Pour lui, cette tragédie est également une leçon d'humilité face à notre environnement. "Cela nous prépare à l'idée de la guerre gigantesque à mener contre le réchauffement climatique. L'homme n'est pas maître et possesseur de la nature. Je pense que l'on est en dialogue avec la nature, on en fait partie, on est une espèce parmi les espèces. On est tellement puissant qu'on a tendance à l'oublier mais notre puissance a une limite : la nature a une vie autonome", souligne Jean Viard. "On n'a peut-être pas respecté la nature comme elle le méritait et elle est en train de se révolter." 

Un rapport différent aux agriculteurs, à l'espoir 

Proche du monde agricole, le sociologue Jean Viard voit cette épidémie comme l'occasion pour les agriculteurs de "prendre le virage". Renouer un contrat de confiance avec la population, qui se rend compte de leur utilité dans la société, en échange d'un autre modèle de production, moins polluant. "L'agriculture est un enjeu majeur de nos sociétés, c'est l'enjeu du futur.
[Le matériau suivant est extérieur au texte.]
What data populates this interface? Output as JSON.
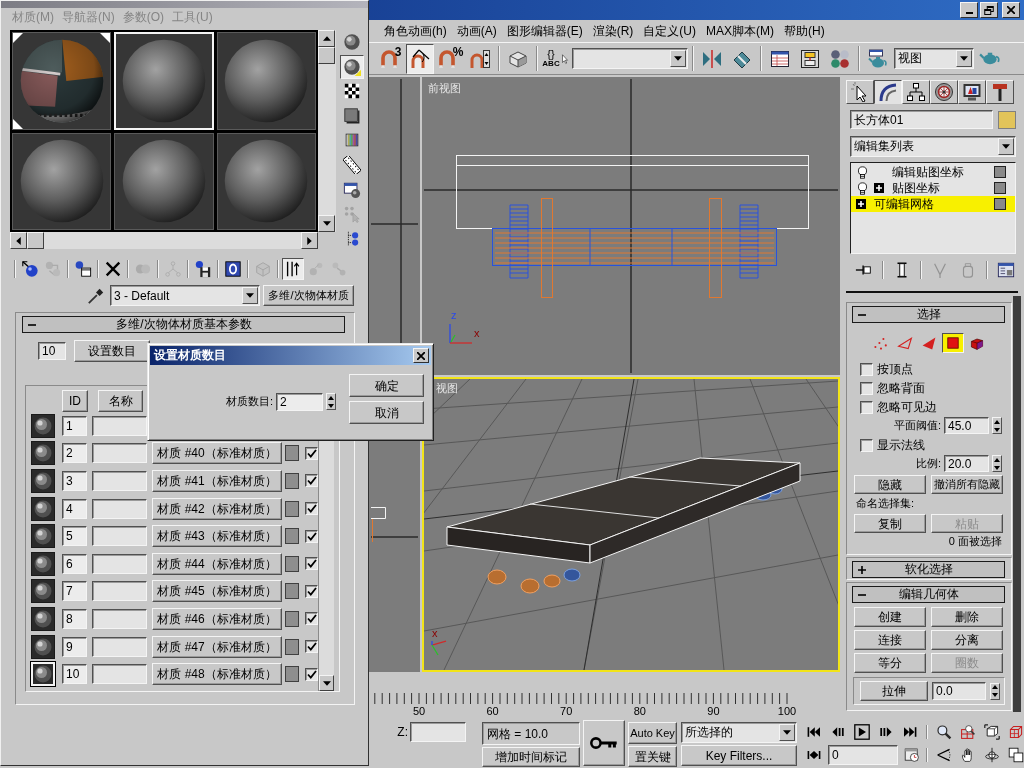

Cela nourrit, cela habille, cela capte l'énergie, cela tient les sols : c'est le cœur d'une société post-industrielle. Mais pour cela, il faut que le monde agricole se dise : 'on nous aime plus, profitons en pour changer plus vite'". 

"On dépense une énergie énorme pour qu'il n'y ait pas trop de morts. On compte tous les jours les morts, on ferait mieux de compter les survivants. On est déjà à 100.000 morts sur la planète, c'est gigantesque, mais il faut rappeler qu'en France, 50.000 personnes meurent par mois", pointe le sociologue pour donner un ordre de grandeur, tout en rappelant la tragédie actuelle. "Il y a une force de vie et de mort qui se battent", conclut Jean Viard. "Il faut voir les deux".